Air Sénégal international a volé de février 2001 à avril 2009 ; elle avait remplacé la défunte Air Sénégal qui avait mis la clé sous le paillasson en février 2000. Senegal Airlines qui a pris le relai en 2004 agonise sous nos yeux : plus d’avion, dette faramineuse de 60 milliards FCFA impossible à éponger, personnel en chômage technique.
Pourquoi sommes-nous incapables de gérer une compagnie aérienne alors que nous avons tous les atouts pour cela ? Le Sénégal est un hub naturel du fait de sa position géographique privilégiée, les Sénégalais sont grands voyageurs devant l’Eternel et l’aviation a une histoire particulière avec notre pays depuis l’Aéropostale, Jean Mermoz, la création de l’ASECNA à Saint-Louis en 1959 et les tous premiers cadres africains formés par Air France avant l’indépendance. Dans la défunte Air Afrique, les Sénégalais avaient pignon sur rue.
Nous sommes incapables de gérer une compagnie aérienne malgré nos formidables avantages car il nous manque une chose essentielle dans le métier de l’aviation, la chose la plus essentielle : le SERIEUX. En aviation, le manque de sérieux vous plombe immédiatement et vous pousse en dehors du business. C’est la Loi de Murphy : « si les choses peuvent mal aller, elles vont mal aller ». Autrement dit, tous les voyants doivent toujours être au vert ou vous allez droit à la catastrophe. Ce n’est pas un hasard si l’avion de Senegal Air a crashé et disparu. Il faut être sérieux dans le montage des dossiers, le recrutement du personnel, le paiement des fournisseurs, le respect des horaires, des bagages et du service à bord pour les passagers, le respect des programmes de maintenance et d’entretien de la flotte. Toutes choses que la politique politicienne et la cupidité piétinent le doigt au nez. Or, tout est hyper politisé dans notre pays, avec la recherche de l’argent facile comme principale motivation.

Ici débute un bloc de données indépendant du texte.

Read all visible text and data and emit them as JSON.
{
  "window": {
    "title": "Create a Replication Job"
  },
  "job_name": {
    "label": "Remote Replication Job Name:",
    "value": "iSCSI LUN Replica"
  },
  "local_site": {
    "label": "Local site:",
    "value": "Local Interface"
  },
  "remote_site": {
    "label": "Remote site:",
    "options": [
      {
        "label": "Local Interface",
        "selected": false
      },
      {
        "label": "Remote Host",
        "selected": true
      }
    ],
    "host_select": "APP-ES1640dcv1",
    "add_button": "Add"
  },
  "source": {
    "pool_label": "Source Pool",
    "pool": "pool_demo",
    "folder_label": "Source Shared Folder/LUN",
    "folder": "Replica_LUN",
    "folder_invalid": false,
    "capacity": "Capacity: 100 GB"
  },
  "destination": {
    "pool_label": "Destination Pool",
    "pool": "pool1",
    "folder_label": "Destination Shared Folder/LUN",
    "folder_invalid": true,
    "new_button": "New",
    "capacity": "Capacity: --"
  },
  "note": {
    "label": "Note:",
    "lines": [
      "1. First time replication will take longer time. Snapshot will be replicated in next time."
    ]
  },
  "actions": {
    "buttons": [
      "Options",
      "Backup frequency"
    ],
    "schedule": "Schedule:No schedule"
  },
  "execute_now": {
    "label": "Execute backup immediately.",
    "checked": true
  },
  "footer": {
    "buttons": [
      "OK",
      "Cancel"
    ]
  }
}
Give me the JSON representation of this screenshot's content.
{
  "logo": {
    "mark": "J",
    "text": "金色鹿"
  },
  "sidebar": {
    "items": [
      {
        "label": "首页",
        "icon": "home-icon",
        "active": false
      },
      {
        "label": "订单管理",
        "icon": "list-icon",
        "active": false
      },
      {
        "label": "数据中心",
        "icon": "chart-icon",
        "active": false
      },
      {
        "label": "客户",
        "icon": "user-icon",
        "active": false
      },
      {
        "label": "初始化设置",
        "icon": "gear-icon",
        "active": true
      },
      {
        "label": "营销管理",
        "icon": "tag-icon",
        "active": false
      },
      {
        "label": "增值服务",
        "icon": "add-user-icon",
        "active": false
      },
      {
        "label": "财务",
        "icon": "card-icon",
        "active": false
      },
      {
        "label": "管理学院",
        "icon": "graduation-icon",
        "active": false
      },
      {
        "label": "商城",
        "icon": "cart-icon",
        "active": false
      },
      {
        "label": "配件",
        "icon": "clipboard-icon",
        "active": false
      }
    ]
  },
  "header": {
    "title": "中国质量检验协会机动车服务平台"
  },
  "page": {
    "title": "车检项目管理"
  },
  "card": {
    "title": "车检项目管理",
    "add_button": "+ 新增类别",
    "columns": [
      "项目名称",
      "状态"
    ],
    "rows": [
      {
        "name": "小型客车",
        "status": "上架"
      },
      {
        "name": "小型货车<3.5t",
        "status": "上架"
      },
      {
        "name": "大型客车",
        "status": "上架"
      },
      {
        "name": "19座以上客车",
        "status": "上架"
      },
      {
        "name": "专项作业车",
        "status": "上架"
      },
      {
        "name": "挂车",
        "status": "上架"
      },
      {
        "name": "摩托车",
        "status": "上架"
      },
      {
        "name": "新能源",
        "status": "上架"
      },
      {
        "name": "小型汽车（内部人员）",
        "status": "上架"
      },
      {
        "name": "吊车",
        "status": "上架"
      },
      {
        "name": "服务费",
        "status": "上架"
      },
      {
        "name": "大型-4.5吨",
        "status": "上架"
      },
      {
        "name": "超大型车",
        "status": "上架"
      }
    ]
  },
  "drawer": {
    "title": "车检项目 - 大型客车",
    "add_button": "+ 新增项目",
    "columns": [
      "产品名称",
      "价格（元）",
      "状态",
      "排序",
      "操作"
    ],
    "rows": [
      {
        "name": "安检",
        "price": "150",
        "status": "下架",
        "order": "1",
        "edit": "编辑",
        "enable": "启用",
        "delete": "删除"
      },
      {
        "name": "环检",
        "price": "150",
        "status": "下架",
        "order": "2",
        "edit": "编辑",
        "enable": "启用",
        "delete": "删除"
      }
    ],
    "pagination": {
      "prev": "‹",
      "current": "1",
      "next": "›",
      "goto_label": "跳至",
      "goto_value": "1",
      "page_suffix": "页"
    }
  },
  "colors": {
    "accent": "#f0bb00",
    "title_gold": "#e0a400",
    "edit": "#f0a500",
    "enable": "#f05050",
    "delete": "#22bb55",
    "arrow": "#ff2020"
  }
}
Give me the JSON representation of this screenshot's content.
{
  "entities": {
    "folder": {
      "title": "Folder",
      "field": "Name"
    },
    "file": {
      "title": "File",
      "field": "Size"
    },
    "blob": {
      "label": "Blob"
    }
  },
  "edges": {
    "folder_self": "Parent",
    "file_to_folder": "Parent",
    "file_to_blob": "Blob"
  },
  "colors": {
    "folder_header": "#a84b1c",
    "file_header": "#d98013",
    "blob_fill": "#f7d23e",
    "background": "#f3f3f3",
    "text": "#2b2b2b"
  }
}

Senegal Airlines, par exemple, est un bébé mort-né du fait d’une politisation outrancière dès sa conception. On ne sait même pas qui sont les véritables actionnaires. Tout était géré par la seule volonté du fils du président de la République, par ailleurs ministre des Transports aériens, domaine où il était un parfait novice. Le résultat est là : une trentaine de compagnies opère tous les jours à l’aéroport international de Dakar pendant que nous sommes cloués au sol. Les TAV, Air Burkina, Air Côte d’Ivoire, Ethiopian ou autres sont juste plus sérieux que nous. Conséquence : ils volent et nous ne volons pas.
Nous sommes incapables de gérer une compagnie aérienne parce que nous ne sommes pas sérieux. Il faut être sérieux, c’est-à-dire totalement et complètement objectifs et personnellement désintéressés, dans l’élaboration des stratégies, la conformité aux procédures, le suivi-évaluation de tous les objectifs fixés et l’amélioration continue. C’est le seul chemin qui mène à la performance. En aviation comme partout ailleurs.